Primary Hemostasis Flashcards
What are the four steps of primary hemostasis?
- Transient vasoconstriction of damaged vessel
- Platelet adhesion to the surface of disrupted vessel
- Platelet de granulation
- Platelet aggregation
What are the two stages of hemostasis and what mediates them?
Primary hemostasis forms a weak platelet plug and mediated by interaction between platelets and vessel wall
Secondary hemostasis stabilizes the platelet plug and mediated by coagulation cascade
What mediates transient vasoconstriction?
Reflex neural stimulation and endothelia release from endothelial cells
How does vWF play a role in platelet adhesion? Where is it derived from?
It binds exposed sub endothelial collagen, platelets bind to it via GpIb receptor. vWF derived from Weibel - palade bodies of endothelial cells and alpha granules of platelets.
What is released during platelet degranulation and what does it do? What drug can affect this process?
ADP which promotes exposure to GpIIb3a receptors on platelets
TXA2 synthesized by cycloxygensase COX which promotes platelet aggregation. Asprin inhibits COX and you can also have a TXA2 deficiency.
How is a platelet plug formed and what stabilizes it?
Platelets aggregate at injury site via Gp2b3a using fibrinogen from plasma as a linking molecule resulting in platelet plug formation. Platelet plug stabilized by coagulation cascade.
What are symptoms of mucosal vs skin bleeding? What is a common sign of thrombocytopenia?
Mucosal bleeding - epistaxis, hemophylis, GI bleeding, hematuria, menorrhagia, intracranial bleeding
Skin bleeding - petichiea, purpura, echymoses, easy bruising.
Petichiae are a sign of thrombocytopenia
What are useful lab studies for primary hemostasis disorders?
Platelet count < 50 leads to symptoms, bleeding time, blood smear, bone marrow biopsy
What are the lab finding in immune thrombocytopenic purpura?
Low platelet count, normal PT/PTT, increased megakaryocyte on bone marrow biopsy
How is immune thrombocytopenic purpura (ITP) treated?
Initial tx is corticosteroids. Children respond well. Adults respond well initially but relapse. IVIG raises platelet count in symptomatic bleeding, but short lived effect. Splenectomy eliminates primary source of antibodies and the site of platelet destruction.
A 5 year old child presents to your clinic with signs of low platelet counts. Upon interview, you find that he had a stomach virus two weeks ago. What do you tell the mother about the cause of his presentation? Which type does he have? When will it resolve?
He has Immune thrombocytopenic purpura which is an autoimmune IgG production against platelet antigens like GpB2b/3a. These autoantibodies are made in the spleen by plasma cells and the platelet-antibody comby is consumed by splenic macrophages. He has the acute form of ITP. Also caused after immunization and will resolve within weeks of presentation.
A 27 yo stay at home 24 week pregnant mom with a history of lupus comes to the clinic with symptoms of low platelet counts. What does she have? Will her offspring have this? Why of why not?
She has chronic form of ITP. her offspring can have short lived thrombocytopenia since IgG can cross the placenta.
What is microangiopathic hemolytic anemia? What two diseases is it seen? What are some clinical findings?
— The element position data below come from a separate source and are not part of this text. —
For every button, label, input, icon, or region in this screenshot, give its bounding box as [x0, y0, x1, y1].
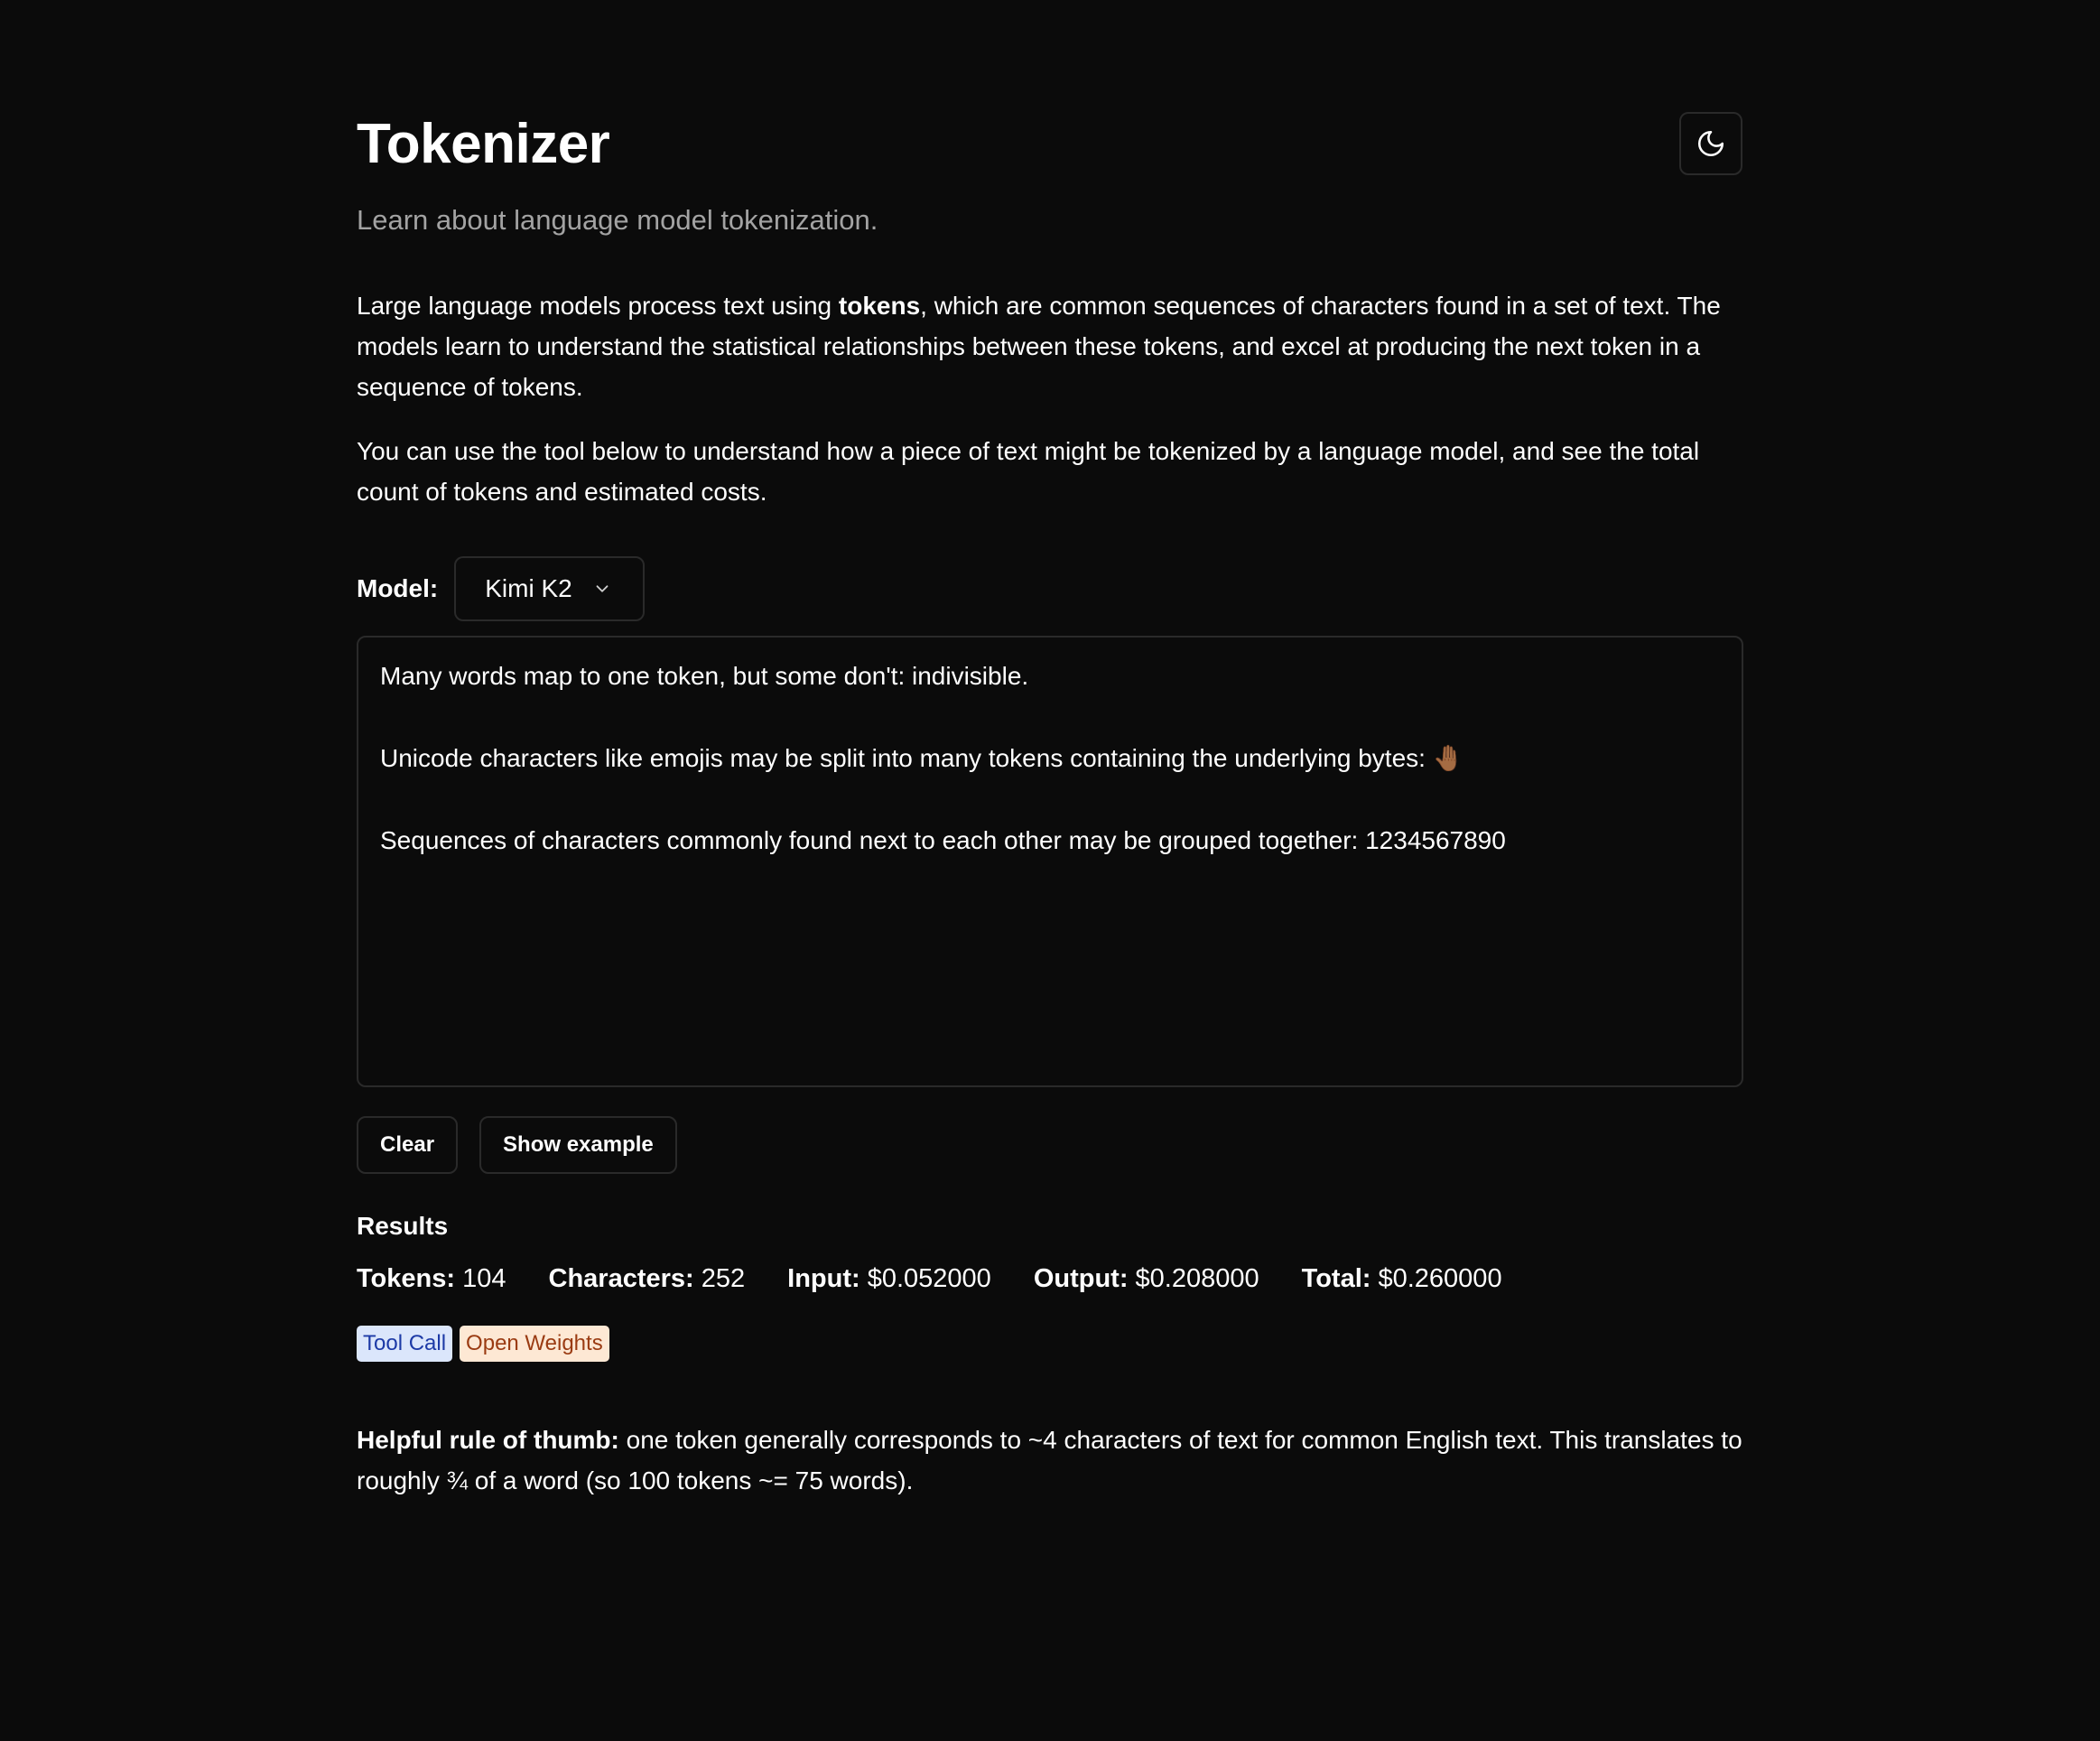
- page-title: Tokenizer: [357, 113, 610, 175]
- stat-total-label: Total:: [1301, 1264, 1371, 1293]
- stat-total-cost: Total: $0.260000: [1302, 1262, 1502, 1295]
- stat-output-label: Output:: [1033, 1264, 1129, 1293]
- stat-characters-value: 252: [701, 1264, 746, 1293]
- intro-paragraph: Large language models process text using…: [357, 285, 1743, 407]
- results-stats: Tokens: 104 Characters: 252 Input: $0.05…: [357, 1262, 1545, 1295]
- model-selector-row: Model: Kimi K2: [357, 556, 645, 621]
- show-example-button[interactable]: Show example: [479, 1116, 677, 1174]
- stat-tokens-value: 104: [462, 1264, 506, 1293]
- model-tags: Tool Call Open Weights: [357, 1326, 609, 1362]
- theme-toggle-button[interactable]: [1679, 112, 1742, 175]
- results-heading: Results: [357, 1212, 449, 1240]
- text-input-area[interactable]: Many words map to one token, but some do…: [357, 636, 1743, 1087]
- stat-input-cost: Input: $0.052000: [787, 1262, 991, 1295]
- stat-total-value: $0.260000: [1378, 1264, 1502, 1293]
- stat-input-value: $0.052000: [867, 1264, 991, 1293]
- stat-characters: Characters: 252: [549, 1262, 746, 1295]
- rule-of-thumb-label: Helpful rule of thumb:: [357, 1426, 619, 1454]
- action-buttons: Clear Show example: [357, 1116, 677, 1174]
- page-subtitle: Learn about language model tokenization.: [357, 204, 878, 236]
- clear-button[interactable]: Clear: [357, 1116, 459, 1174]
- stat-tokens: Tokens: 104: [357, 1262, 506, 1295]
- stat-output-cost: Output: $0.208000: [1034, 1262, 1259, 1295]
- stat-characters-label: Characters:: [548, 1264, 694, 1293]
- open-weights-badge: Open Weights: [460, 1326, 609, 1362]
- stat-tokens-label: Tokens:: [357, 1264, 456, 1293]
- tool-description: You can use the tool below to understand…: [357, 437, 1700, 506]
- model-select[interactable]: Kimi K2: [454, 556, 645, 621]
- tool-call-badge: Tool Call: [357, 1326, 453, 1362]
- rule-of-thumb: Helpful rule of thumb: one token general…: [357, 1420, 1743, 1501]
- intro-text-start: Large language models process text using: [357, 292, 839, 320]
- chevron-down-icon: [592, 579, 612, 599]
- model-label: Model:: [357, 574, 439, 602]
- stat-input-label: Input:: [787, 1264, 860, 1293]
- moon-icon: [1697, 130, 1724, 157]
- page: Tokenizer Learn about language model tok…: [0, 0, 2100, 1741]
- model-selected-value: Kimi K2: [485, 574, 572, 602]
- intro-tokens-term: tokens: [838, 292, 921, 320]
- stat-output-value: $0.208000: [1135, 1264, 1259, 1293]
It is pathological formation of platelet micro thrombi in small vessels. Hemolytic anemia and Schistocytes are seen. Two diseases are thrombotic thrombocytopenic purpura (TTP) and hemolytic uremic syndrome (HUS). Clinical findings are a. Skin and mucosal bleeding b. Microangiopathic hemolytic anemia c. Fever d. Renal insufficiency (TTP) e. CNS abnormalities ( mostly HUS)
What causes TTP? Which population does it target?
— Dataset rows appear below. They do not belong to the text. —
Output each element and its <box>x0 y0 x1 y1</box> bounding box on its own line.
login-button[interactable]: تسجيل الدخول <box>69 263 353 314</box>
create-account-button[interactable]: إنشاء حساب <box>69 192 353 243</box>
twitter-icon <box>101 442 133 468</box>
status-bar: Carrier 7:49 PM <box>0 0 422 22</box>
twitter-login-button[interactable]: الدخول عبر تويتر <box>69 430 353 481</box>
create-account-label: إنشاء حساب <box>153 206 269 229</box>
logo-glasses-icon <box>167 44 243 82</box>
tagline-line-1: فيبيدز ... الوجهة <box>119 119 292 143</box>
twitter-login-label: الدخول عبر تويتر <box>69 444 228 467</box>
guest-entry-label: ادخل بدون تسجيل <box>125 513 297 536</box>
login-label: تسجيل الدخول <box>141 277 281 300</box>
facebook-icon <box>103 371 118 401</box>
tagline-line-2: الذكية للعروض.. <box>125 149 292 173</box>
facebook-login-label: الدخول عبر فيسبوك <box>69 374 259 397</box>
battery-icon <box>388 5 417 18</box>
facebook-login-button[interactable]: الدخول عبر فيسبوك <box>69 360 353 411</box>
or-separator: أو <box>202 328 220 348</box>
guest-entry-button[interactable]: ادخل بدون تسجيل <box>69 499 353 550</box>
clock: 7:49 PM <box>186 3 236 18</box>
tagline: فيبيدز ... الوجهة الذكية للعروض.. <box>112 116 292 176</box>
TTP is due to decreased ADAMTS13 which is an enzyme that normally cleaves vWF multimers into smaller monomers for eventual degradation. There will be large, uncleaved multimers leading to abnormal platelet adhesion resulting in microthrombi. Decreased ADAMtS13 commonly seen in adult females.
What causes HUS? Which population does it target?
HUS is due to endothelial damage by drugs or infection. Classically seen in children with E. Coli O157:H7 dysentery from undercooked beef. E. Coli verotoxin damages endothelial cells resulting in platelet microthrombi.